# Bourbon Barrel wood chunks



## joeymac (Jun 29, 2013)

Anyone ever use Bourbon Barrel wood chucks to smoke with?  Looking for opinions.  Thanks!


----------



## jeoberg (Jun 29, 2013)

I tried some with some beef the other day, and it added a very nice flavor.


----------



## jaxrmrjmr (Jun 29, 2013)

I use the pellets now, but I like bourbon barrel smoke.  I have used it on ribs and they turned out nice, but my two favorite things for them are when I'm reverse searing a steak and jerky.  Especially the jerky.  I also like the wine barrel smoke on beef.
 

I smoked 5 lbs. of jerky this past Wednesday and it's all gone.  Kids love it.


----------



## geerock (Jun 29, 2013)

I've always been an oak user and bourbon barrels are great oak.  Love bourbon barrel with just about all pork and especially beef.  Classic smoke flavor that is distinct but not overpowering.  If you want to soften the flavor up a bit mix it with a fruit wood or pecan.


----------



## assault15 (Aug 1, 2014)

Looking to get some to use what do u guys recommend?
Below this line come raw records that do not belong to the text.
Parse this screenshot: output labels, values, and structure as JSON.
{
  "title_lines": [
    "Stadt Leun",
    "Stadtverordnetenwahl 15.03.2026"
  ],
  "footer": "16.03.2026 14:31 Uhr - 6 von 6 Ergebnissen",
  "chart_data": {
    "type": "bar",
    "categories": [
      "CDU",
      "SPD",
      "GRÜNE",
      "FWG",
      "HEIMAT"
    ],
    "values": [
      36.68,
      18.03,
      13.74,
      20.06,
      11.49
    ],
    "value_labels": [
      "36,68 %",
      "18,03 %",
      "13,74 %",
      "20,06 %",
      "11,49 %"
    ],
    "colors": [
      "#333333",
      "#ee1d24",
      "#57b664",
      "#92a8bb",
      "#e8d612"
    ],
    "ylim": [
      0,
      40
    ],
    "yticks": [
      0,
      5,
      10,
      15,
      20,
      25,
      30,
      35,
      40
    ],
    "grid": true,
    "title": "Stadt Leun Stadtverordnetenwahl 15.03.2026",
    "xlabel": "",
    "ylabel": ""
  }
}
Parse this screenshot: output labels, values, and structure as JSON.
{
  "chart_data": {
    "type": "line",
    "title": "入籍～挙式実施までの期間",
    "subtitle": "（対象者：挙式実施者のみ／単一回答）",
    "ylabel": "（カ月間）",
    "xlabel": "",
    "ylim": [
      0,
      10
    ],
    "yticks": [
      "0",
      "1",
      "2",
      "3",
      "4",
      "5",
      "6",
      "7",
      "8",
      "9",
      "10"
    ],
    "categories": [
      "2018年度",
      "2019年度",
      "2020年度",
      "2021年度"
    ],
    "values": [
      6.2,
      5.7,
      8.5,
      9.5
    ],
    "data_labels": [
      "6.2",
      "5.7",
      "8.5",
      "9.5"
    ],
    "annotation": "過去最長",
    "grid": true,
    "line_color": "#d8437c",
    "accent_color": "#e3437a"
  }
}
Also would need the chips not the chunks


----------



## flash (Aug 2, 2014)

Never saw much flavoring, bar the wood. Why not just mix some bourbon and apple juice and spritz? That is what I do.


----------



## padronman (Aug 2, 2014)

A friend just recently used Cabernet Barrel chunks in his brisket smoke and I would definitely taste difference.  If you are looking for options maybe try that


----------